It's 2:46 Dhaka time and all I want to do is sleep, but already the details of the past two hours are getting fuzzy, so I think the best thing to do is hammer it all out now into an incoherent mess... which is actually quite suiting to my last two disorienting hours.
Our plane landed with a little boy screaming bloody-murder behind me and kicking the back of my chair, while his sister joyfully cried "Oh my God, Bangladesh! I am in Bangladesh, my true home country!" She spoke with the faint accent of a child who is growing up in an English-speaking country but has not yet started school and subsequently been scrubbed clean of the music in her parents' voices. But as much as her exclaimations made me smile, the fear of the unknown that I was about to walk into made me wonder if perhaps her little brother had the right idea.
I've heard people talk about the humidity when you get off a plane in India. I had always assumed that they had been on one of those planes where you walk down the set of stairs onto the tarmac and then into the air-conditioned airport. Not the case. How can I describe walking into Dhaka's airport? Ever been to a butterfly exhibit at the zoo? Like that but without the animals or exit.
I believe I've seen about 5 women since getting off the place. 1 outside the airport. Then again, it is the middle of the night so I don't know what I was expecting.
As I climbed into the car that was waiting for me at the airport (thankfully!) I noticed a small child in rags standing alone. I am tempted here to use the cliche expression "I couldn't help but notice", but the fact, is I could help it... In reality, I very nearly missed him (or her).

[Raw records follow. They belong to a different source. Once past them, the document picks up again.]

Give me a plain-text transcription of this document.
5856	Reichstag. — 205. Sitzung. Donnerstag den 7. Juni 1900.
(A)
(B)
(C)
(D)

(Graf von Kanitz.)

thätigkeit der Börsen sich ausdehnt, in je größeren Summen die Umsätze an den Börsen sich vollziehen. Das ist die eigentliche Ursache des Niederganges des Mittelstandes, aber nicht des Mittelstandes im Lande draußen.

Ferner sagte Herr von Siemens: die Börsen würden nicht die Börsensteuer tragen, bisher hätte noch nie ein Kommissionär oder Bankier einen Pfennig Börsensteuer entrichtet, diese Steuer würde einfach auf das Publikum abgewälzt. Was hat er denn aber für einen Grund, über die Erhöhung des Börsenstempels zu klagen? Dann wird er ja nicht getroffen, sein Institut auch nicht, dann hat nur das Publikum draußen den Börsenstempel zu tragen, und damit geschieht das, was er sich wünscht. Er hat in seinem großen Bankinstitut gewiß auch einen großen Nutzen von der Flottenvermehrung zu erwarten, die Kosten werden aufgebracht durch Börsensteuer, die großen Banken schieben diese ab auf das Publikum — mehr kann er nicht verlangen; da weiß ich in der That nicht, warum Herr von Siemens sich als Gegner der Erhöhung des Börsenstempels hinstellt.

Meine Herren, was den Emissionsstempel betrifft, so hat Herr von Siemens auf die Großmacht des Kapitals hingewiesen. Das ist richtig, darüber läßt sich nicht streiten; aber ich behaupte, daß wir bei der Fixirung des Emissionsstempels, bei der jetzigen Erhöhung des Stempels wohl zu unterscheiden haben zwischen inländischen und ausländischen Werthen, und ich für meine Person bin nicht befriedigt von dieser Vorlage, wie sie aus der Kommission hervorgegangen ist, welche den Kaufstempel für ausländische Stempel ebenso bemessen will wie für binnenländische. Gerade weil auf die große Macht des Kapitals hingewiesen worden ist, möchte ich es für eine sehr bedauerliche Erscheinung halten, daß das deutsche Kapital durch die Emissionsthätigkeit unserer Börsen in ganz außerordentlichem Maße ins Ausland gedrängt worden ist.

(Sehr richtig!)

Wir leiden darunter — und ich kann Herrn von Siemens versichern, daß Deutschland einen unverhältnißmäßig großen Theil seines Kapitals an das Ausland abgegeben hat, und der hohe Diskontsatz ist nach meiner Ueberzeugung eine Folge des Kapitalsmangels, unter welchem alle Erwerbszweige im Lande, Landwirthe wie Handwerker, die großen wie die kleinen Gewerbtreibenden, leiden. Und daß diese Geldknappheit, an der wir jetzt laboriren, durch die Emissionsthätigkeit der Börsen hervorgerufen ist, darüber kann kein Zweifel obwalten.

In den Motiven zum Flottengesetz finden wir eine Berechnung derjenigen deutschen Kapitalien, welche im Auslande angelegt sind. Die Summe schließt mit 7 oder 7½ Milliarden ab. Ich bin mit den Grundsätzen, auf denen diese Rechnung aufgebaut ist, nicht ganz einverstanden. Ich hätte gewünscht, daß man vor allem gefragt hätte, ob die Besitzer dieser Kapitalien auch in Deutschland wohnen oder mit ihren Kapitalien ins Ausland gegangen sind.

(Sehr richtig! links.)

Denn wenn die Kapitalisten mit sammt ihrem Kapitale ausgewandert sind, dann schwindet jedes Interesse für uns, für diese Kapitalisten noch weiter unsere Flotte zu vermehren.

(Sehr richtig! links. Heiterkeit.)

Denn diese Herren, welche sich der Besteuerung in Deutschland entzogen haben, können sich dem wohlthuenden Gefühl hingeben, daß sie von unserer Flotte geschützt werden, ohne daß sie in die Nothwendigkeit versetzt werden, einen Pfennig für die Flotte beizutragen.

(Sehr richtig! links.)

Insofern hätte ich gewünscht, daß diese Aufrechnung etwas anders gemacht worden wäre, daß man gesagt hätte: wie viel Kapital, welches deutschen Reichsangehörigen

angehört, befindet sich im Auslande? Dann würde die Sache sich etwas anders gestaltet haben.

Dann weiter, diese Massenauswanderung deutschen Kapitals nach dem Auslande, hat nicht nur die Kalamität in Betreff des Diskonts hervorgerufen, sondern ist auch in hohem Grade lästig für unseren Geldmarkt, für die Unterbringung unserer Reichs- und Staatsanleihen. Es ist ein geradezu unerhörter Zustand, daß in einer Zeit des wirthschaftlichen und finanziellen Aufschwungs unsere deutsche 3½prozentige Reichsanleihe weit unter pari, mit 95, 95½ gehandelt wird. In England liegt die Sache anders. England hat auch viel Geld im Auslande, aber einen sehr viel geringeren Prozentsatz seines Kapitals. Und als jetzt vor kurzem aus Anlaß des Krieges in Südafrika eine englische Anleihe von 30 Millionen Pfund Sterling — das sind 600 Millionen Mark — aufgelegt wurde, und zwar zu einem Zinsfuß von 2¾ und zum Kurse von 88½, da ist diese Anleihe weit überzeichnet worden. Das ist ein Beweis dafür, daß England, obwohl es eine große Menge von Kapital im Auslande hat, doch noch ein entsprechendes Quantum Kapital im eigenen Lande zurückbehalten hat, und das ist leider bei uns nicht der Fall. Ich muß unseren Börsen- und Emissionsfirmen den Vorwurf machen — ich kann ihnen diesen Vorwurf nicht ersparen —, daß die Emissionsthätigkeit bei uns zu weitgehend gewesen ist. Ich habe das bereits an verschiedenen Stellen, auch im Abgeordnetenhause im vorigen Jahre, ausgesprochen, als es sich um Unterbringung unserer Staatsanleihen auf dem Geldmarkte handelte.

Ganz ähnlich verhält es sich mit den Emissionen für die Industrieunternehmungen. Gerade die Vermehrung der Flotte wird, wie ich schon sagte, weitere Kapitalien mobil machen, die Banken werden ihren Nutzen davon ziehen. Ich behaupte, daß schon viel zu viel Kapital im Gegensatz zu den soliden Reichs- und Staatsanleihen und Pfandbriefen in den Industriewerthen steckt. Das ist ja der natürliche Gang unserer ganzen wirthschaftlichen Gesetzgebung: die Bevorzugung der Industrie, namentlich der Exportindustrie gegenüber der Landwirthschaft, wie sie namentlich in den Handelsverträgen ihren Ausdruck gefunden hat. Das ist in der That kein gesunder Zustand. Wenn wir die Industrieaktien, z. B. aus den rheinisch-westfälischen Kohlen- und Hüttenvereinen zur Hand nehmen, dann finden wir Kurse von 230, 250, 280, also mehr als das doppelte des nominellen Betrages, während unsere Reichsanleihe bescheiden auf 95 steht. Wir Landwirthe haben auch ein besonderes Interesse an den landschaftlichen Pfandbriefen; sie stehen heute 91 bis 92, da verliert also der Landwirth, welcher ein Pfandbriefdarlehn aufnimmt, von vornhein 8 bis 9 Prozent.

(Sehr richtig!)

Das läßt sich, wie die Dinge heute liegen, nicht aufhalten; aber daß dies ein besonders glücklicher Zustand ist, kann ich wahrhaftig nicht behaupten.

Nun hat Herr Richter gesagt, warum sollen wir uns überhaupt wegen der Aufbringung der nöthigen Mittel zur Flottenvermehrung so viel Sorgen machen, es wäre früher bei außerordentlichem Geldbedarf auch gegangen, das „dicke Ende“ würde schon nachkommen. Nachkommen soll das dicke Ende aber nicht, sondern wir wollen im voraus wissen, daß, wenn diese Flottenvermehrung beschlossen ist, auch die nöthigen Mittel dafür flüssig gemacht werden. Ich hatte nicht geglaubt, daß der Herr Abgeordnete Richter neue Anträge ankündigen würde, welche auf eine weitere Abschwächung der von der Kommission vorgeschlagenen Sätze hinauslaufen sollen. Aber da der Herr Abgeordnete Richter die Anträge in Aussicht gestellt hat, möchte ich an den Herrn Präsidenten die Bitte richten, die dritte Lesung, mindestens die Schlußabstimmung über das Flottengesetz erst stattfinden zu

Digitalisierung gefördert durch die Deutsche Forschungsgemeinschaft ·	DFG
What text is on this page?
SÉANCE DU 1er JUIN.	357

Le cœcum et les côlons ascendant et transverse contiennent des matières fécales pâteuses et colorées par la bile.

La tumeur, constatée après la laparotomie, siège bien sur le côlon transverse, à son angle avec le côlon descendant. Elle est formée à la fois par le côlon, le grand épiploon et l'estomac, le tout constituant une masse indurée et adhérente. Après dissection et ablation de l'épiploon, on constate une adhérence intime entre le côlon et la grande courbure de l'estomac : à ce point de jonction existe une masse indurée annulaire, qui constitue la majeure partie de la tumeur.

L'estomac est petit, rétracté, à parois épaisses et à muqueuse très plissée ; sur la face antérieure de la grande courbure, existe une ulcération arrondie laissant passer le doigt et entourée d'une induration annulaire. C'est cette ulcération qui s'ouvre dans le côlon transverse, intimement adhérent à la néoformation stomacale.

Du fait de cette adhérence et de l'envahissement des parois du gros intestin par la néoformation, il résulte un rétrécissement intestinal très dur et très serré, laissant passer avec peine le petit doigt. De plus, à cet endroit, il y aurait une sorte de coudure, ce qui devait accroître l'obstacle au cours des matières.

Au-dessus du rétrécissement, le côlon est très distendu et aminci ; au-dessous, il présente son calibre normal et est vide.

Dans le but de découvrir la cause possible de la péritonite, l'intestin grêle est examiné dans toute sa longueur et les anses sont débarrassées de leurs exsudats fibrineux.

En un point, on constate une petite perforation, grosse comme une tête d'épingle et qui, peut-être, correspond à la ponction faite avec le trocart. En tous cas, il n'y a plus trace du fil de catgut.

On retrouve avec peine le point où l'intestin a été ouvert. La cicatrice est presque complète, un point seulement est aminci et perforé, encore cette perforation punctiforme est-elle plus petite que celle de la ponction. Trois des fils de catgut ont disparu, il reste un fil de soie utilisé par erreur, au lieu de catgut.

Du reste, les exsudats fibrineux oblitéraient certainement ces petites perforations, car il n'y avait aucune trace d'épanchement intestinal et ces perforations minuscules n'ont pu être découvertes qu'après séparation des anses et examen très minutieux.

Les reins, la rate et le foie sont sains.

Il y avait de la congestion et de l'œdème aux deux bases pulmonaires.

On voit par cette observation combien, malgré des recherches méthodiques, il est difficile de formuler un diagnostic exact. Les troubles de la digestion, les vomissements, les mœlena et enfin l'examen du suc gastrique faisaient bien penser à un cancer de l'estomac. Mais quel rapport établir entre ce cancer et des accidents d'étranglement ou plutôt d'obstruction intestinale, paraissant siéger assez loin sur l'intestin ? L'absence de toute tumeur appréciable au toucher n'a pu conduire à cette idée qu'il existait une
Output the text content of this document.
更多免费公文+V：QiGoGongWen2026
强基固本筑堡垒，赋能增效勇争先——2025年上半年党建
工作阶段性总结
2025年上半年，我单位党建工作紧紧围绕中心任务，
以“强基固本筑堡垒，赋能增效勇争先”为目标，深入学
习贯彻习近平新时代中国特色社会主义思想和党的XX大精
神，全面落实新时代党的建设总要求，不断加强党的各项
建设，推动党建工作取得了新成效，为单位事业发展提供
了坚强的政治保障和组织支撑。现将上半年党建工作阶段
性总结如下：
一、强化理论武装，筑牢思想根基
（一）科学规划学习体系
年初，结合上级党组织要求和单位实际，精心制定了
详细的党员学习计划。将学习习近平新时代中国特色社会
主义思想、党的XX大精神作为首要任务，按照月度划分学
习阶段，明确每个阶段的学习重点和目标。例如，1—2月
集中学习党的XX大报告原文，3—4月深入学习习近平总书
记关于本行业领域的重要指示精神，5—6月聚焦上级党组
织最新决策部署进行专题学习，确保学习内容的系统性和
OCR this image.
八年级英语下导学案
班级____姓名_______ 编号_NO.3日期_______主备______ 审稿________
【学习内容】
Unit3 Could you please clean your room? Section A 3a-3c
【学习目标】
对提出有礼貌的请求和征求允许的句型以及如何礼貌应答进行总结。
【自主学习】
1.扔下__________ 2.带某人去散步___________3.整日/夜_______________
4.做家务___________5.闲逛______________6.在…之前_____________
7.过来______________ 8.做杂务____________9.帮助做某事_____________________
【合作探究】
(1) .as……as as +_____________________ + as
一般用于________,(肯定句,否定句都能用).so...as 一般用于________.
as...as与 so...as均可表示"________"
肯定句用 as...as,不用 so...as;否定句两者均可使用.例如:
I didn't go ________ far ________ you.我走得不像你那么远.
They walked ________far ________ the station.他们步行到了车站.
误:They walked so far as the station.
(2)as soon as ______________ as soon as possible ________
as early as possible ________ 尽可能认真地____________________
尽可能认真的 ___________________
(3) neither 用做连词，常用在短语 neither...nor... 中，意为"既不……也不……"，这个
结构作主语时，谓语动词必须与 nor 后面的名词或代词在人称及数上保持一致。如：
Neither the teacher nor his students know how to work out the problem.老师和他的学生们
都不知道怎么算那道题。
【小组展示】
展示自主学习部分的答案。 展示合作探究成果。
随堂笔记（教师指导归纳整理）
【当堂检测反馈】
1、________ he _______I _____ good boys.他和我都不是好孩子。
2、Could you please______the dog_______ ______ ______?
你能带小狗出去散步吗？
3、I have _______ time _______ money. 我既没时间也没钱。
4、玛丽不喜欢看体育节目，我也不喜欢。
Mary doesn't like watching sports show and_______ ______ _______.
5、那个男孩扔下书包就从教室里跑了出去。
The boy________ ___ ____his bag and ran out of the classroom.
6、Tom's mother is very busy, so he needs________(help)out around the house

As people scurried this way and that around him, managing to give him a foot-wide berth without ever looking at him, I almost wondered if he was a ghost that only I was seeing. And then I looked away. I am here to help people, but the backpack that I arrived with contains $2000 worth of possesions. I consider myself a generous person, but I know - surrounded my all this poverty - that by the end of this trip there will be children that I can't see either. Where is the balance? How can I find it?
The rest of my story tonight is typical. Driver going too fast. No one heeding red lights. Lines on the road with no apparent meaning. Gripping fear of death. Anyone who has travelled to a developing country knows the drill. I calmed myself down by reminding myself that driving in a city like this is survival of the fittest, and my driver is still alive, therefore, he is fittest.
Well, as I told the bellboy an hour ago when I kicked him out of my room and refused to let him listen to my iPod, I really need to sleep. So good night.